Saying “I love Jews, just not the ones connected to Israel” is no different from saying “I love Jews, just not the ones who wear kippahs.” In both cases, Jewish identity is tolerated only when it is stripped of its visible, collective, or national expression.
Historically, acceptance of Jews has almost always been conditional. During the French Emancipation, Jews were granted civil rights only as individuals, not as a people. Count Clermont-Tonnerre captured this logic succinctly: “Everything must be refused to the Jews as a nation, and everything granted to Jews as individuals.”
The same pattern emerged in the Soviet Union. Lenin formally condemned antisemitism while simultaneously attacking Zionism as illegitimate Jewish nationalism. Jews were “accepted” only if they renounced their national identity. Jewish existence was permitted, but Jewish peoplehood was not.
Today’s discomfort with Jews who identify with Israel follows this same historical script.

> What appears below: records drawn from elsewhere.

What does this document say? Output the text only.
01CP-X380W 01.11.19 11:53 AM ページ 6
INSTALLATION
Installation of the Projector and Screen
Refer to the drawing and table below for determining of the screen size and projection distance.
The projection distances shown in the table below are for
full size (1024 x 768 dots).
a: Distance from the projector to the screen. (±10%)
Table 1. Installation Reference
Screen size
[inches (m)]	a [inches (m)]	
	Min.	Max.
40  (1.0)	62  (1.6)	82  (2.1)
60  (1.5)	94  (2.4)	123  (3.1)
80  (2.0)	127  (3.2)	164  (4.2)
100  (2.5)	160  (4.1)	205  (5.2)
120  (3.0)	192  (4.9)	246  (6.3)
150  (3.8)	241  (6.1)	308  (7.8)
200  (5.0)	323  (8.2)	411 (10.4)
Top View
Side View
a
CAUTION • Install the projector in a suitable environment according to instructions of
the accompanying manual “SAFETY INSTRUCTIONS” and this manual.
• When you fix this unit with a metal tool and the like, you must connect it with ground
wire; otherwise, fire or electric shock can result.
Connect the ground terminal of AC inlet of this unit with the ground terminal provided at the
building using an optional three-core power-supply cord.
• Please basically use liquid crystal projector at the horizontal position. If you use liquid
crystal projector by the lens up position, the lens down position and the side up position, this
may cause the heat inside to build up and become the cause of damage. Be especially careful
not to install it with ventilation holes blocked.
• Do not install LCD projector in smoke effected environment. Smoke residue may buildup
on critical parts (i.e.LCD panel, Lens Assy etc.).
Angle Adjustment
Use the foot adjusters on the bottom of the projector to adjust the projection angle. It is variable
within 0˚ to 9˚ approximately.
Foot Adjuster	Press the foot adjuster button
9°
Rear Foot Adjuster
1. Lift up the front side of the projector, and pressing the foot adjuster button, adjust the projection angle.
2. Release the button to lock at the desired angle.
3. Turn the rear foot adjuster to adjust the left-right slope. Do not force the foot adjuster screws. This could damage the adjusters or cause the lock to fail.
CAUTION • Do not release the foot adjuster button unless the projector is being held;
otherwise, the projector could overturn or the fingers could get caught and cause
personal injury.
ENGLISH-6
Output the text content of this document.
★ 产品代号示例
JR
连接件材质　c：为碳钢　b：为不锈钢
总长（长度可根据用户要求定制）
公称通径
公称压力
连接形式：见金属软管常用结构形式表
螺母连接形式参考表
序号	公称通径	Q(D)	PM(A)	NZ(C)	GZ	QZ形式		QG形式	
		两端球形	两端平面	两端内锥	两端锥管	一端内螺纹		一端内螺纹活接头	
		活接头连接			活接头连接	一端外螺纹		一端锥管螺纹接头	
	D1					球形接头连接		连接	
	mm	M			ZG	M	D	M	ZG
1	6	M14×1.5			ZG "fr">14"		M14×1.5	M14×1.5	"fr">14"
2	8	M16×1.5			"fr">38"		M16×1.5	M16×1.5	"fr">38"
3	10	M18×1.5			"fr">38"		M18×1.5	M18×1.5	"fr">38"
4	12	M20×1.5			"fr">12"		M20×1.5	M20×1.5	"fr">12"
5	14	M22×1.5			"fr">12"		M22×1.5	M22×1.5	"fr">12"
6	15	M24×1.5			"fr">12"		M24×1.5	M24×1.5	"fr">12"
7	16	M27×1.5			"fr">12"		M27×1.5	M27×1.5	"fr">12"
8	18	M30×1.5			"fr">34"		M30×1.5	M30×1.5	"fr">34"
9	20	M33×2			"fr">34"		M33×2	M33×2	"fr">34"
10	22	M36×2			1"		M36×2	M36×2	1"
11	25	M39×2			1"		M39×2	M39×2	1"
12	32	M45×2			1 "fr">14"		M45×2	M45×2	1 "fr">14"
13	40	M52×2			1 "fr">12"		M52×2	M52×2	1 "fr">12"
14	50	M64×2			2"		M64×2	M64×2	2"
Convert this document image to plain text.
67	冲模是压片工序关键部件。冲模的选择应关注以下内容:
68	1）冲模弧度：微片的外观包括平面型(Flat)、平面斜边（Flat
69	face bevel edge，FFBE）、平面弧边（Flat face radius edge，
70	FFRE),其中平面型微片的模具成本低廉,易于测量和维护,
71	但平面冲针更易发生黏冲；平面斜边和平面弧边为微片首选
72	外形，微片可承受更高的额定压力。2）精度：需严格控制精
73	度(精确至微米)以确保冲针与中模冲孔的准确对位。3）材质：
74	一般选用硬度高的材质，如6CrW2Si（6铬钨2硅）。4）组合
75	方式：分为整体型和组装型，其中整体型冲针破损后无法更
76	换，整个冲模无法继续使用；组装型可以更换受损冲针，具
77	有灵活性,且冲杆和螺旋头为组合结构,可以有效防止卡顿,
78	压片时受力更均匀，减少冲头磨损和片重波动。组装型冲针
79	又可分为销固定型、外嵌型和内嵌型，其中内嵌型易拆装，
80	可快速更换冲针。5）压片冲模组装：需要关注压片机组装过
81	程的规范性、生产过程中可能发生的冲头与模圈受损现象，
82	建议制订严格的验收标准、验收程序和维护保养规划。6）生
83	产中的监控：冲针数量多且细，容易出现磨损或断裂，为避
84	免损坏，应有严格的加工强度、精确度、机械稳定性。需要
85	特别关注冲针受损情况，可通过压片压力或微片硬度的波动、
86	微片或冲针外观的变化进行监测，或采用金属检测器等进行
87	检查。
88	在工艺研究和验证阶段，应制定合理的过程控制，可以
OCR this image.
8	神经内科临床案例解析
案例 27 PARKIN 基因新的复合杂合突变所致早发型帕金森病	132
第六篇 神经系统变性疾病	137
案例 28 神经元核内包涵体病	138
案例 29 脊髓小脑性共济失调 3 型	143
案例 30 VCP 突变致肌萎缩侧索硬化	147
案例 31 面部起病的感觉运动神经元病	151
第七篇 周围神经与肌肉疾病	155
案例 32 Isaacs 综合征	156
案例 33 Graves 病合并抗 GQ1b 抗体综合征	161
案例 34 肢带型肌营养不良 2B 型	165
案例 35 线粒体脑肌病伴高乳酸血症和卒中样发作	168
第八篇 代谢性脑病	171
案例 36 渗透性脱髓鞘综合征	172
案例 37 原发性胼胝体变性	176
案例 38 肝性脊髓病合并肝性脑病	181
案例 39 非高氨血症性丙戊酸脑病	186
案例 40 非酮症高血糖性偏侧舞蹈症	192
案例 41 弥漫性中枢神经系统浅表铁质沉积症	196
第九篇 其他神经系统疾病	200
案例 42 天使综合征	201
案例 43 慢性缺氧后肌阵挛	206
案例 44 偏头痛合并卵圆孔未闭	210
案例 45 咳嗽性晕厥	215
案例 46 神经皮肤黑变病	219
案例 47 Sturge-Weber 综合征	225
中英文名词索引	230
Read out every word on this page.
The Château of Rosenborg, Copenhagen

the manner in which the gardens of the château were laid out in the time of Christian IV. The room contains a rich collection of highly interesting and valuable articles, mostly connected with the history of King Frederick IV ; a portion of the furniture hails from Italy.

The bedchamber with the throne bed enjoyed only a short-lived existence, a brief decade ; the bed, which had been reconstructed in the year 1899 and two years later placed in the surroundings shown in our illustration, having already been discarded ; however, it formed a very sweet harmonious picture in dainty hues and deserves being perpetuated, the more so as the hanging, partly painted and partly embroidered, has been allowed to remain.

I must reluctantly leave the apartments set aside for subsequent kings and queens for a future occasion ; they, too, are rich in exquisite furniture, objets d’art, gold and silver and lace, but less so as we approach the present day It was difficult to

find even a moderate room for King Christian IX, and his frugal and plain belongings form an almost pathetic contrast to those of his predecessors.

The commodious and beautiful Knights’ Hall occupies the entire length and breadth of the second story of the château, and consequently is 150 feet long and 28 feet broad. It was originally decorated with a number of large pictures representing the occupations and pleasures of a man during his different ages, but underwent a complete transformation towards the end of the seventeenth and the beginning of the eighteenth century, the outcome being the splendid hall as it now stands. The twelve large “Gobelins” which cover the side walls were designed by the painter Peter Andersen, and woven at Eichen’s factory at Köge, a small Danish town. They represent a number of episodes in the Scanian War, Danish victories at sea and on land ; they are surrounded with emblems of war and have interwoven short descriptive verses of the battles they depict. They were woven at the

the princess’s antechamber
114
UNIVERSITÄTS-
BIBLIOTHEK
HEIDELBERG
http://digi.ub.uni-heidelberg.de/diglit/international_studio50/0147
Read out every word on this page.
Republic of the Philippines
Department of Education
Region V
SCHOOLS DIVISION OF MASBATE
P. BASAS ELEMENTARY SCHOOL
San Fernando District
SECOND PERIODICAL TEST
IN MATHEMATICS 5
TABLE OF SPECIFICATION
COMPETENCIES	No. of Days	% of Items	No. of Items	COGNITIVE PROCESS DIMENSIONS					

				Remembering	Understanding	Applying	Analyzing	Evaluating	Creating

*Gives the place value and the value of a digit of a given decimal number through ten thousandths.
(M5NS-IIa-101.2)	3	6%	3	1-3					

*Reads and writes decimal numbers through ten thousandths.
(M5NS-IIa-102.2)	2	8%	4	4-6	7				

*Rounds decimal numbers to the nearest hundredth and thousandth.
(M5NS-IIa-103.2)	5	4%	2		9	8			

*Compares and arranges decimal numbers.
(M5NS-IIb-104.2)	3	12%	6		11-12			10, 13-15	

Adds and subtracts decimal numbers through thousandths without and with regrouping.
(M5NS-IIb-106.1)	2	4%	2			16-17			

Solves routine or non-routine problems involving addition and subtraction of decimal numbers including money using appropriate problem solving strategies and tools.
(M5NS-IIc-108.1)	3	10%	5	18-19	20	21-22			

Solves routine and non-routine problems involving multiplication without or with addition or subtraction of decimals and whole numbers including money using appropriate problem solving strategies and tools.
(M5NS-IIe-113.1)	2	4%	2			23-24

Jewish institutions share responsibility for allowing this framework to persist. By treating Israeli identity as an optional or embarrassing attachment rather than an integral component of Jewish peoplehood, Jewish leadership left a vacuum, one that others were eager to fill by redefining Jewish legitimacy on their own terms. In doing so, they allowed Jewish belonging to once again become conditional.